The Kansas City Chiefs and backup quarterback Matt Moore faced third-and-3 at their own 40-yard line on Sunday Night Football against the Green Bay Packers, trailing 31-24 with less than five minutes and 20 seconds remaining in the game.
Chiefs tight end Travis Kelce came across the middle past the first-down marker, and Moore fired a pass. But Kelce was well defended by cornerback Chandon Sullivan, and though Kelce appeared to get his hands on the football, he could not come up with it.
The ball dropped to the ground. Incomplete.
The clock read 5:13, and the Chiefs had three timeouts. Chiefs head coach Andy Reid sent Dustin Colquitt on to punt.
“Some of it is feel, some of it is momentum and all those things that you look at,” said Reid after the game.
Rookie Rashad Fenton downed the punt at the Green Bay 2-yard line.
“It was a phenomenal punt and we backed them up,” said Reid. “Our defense had been playing well throughout the night and I had confidence in them that we would get the ball back with good field position.”
But the Packers called seven straight runs, picking up two first downs in the process. Then, on third-and-5, an 8-yard Aaron Rodgers pass to running back Aaron Jones — who had 159 receiving yards in the game, including 75 in the fourth quarter alone — sealed the game.
“Listen, it didn’t work out,” said Reid. “You can be questioned either way with it and I chose to do what I did there. I thought it was the right thing to do at the time and it didn’t necessarily pay off the way I was hoping.”
Moore — spot-starting for an injured Patrick Mahomes — wished the Chiefs would have went for it on fourth down.
“I mean games, sometimes they go like that,” said Moore. “Obviously, yeah, you want to convert and stay on there. Especially with how the game was going I think we all knew that was a crucial situation and we came up short. Obviously, that’s something to look at but we needed that one to stay on the field there. “
Asked about Reid’s decision by a reporter, Kelce diverted back to his third-down drop.
”I should’ve caught the ball on third-and-whatever.”
Reid may have had a case regarding the defense’s momentum in the first half — and especially the second quarter, when the defense held the Packers to 28 yards and sacked Rodgers twice.

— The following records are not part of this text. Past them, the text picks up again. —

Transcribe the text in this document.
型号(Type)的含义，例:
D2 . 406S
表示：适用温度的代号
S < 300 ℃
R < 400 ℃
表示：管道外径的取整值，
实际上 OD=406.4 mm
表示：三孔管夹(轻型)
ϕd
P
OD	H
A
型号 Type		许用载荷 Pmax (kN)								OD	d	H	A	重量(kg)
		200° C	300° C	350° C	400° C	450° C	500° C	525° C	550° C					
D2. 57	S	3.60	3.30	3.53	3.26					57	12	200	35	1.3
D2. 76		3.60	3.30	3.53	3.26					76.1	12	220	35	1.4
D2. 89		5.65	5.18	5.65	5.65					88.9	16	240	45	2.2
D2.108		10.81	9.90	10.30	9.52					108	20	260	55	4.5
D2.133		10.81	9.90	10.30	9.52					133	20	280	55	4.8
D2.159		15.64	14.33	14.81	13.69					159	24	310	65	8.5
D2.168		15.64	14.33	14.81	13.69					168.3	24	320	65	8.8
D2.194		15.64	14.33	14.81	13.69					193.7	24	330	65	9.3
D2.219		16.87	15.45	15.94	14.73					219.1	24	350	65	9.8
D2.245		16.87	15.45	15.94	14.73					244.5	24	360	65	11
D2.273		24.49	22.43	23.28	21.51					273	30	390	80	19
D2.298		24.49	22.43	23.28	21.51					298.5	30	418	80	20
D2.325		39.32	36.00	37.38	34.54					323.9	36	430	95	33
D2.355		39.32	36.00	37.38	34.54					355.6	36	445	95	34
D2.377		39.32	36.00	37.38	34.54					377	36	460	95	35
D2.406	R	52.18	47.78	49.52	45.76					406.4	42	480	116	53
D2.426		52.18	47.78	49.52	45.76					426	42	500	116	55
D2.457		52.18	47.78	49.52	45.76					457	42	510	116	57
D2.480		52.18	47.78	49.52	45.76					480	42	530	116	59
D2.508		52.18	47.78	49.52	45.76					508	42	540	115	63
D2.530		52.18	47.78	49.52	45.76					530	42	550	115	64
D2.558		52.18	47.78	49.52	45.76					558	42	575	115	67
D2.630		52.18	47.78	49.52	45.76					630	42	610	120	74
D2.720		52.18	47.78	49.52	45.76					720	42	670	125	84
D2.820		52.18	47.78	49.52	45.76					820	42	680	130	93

But in the second half, the Packers had scored on every possession.
Keep in mind — when Monday morning quarterbacking, it is important to try to remember the full picture.
While it is understandable to question Reid looking back, without his outstanding game-planning that allowed Moore to keep up with Rodgers, the Chiefs would have never been in that position in the first place.
At the time — did you agree with Andy Reid’s decision to punt the football?